There are hundreds, perhaps thousands of books on fast, easy-to-cook meals on the shelves because we always complain about never having enough time to make a healthy meal for ourselves and our families, yet we watch 34 hours of television per week on average. Combine that with the 13 hours per week we spend on the Internet each week and God only knows how many hours we waste playing Angry Birds and you have a recipe for disaster -- a delicious, sugar-coated, buttercream-filled disaster.

We're so caught up, we can't even protect our children from our own sloth. A recent study found that 32 percent of infants in the U.S. are obese or at risk of obesity.

All of this, mind you, comes from a somewhat pudgy writer who makes his living staring at a computer monitor, frequently jokes that cleaning out his DVR is part of his housekeeping routine and fills his iPhone with apps, many of which waste time on worthless nonsense. Like most Americans, I am my own worst enemy. While I may not partake in large quantities of reality TV, I certainly spend far too much time living vicariously through the lives of people -- some kinda real and others completely fictional -- on that flickering box in my living room.

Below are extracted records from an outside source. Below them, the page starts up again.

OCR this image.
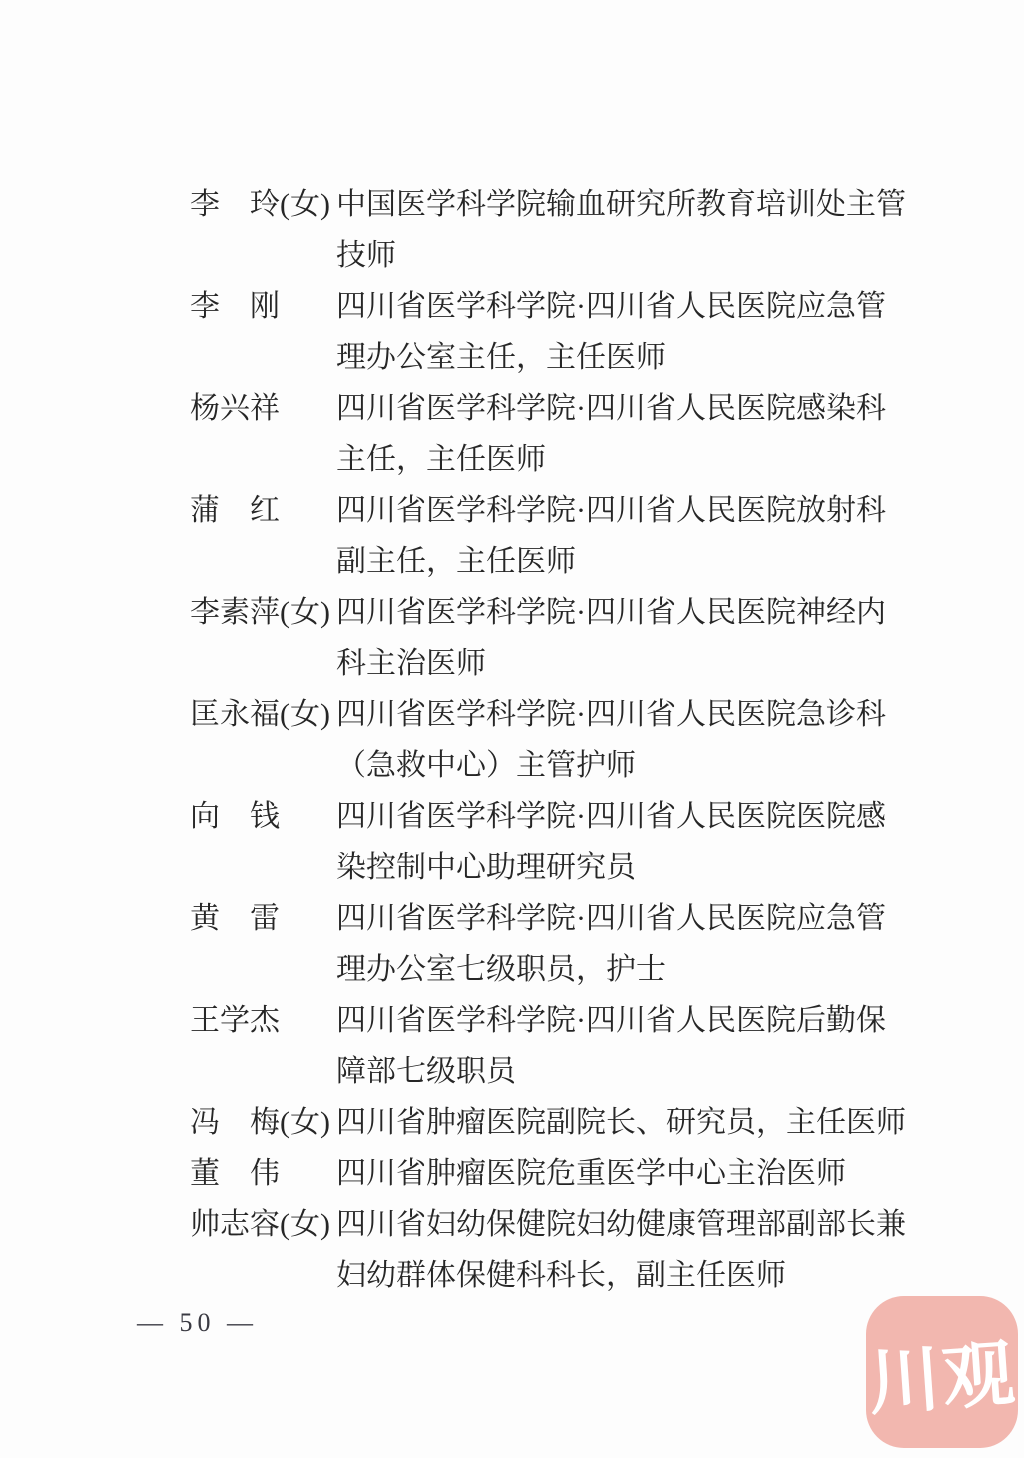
李　玲(女) 中国医学科学院输血研究所教育培训处主管
技师
李　刚	四川省医学科学院·四川省人民医院应急管
理办公室主任，主任医师
杨兴祥	四川省医学科学院·四川省人民医院感染科
主任，主任医师
蒲　红	四川省医学科学院·四川省人民医院放射科
副主任，主任医师
李素萍(女) 四川省医学科学院·四川省人民医院神经内
科主治医师
匡永福(女) 四川省医学科学院·四川省人民医院急诊科
（急救中心）主管护师
向　钱	四川省医学科学院·四川省人民医院医院感
染控制中心助理研究员
黄　雷	四川省医学科学院·四川省人民医院应急管
理办公室七级职员，护士
王学杰	四川省医学科学院·四川省人民医院后勤保
障部七级职员
冯　梅(女) 四川省肿瘤医院副院长、研究员，主任医师
董　伟	四川省肿瘤医院危重医学中心主治医师
帅志容(女) 四川省妇幼保健院妇幼健康管理部副部长兼
妇幼群体保健科科长，副主任医师
— 50 —
川观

The truth is, we all need to spend a little more time doing things and quite a bit less time watching other people doing them. We'd be healthier and happier as a society if for no other reason than all the real housewives, guidos and pseudo-celebrities could go back into relative obscurity. That alone makes me want to sell off my television and spend more time, as my girlfriend often suggests, reading, and I'll do that right after I catch the Rockets game. Old habits and all.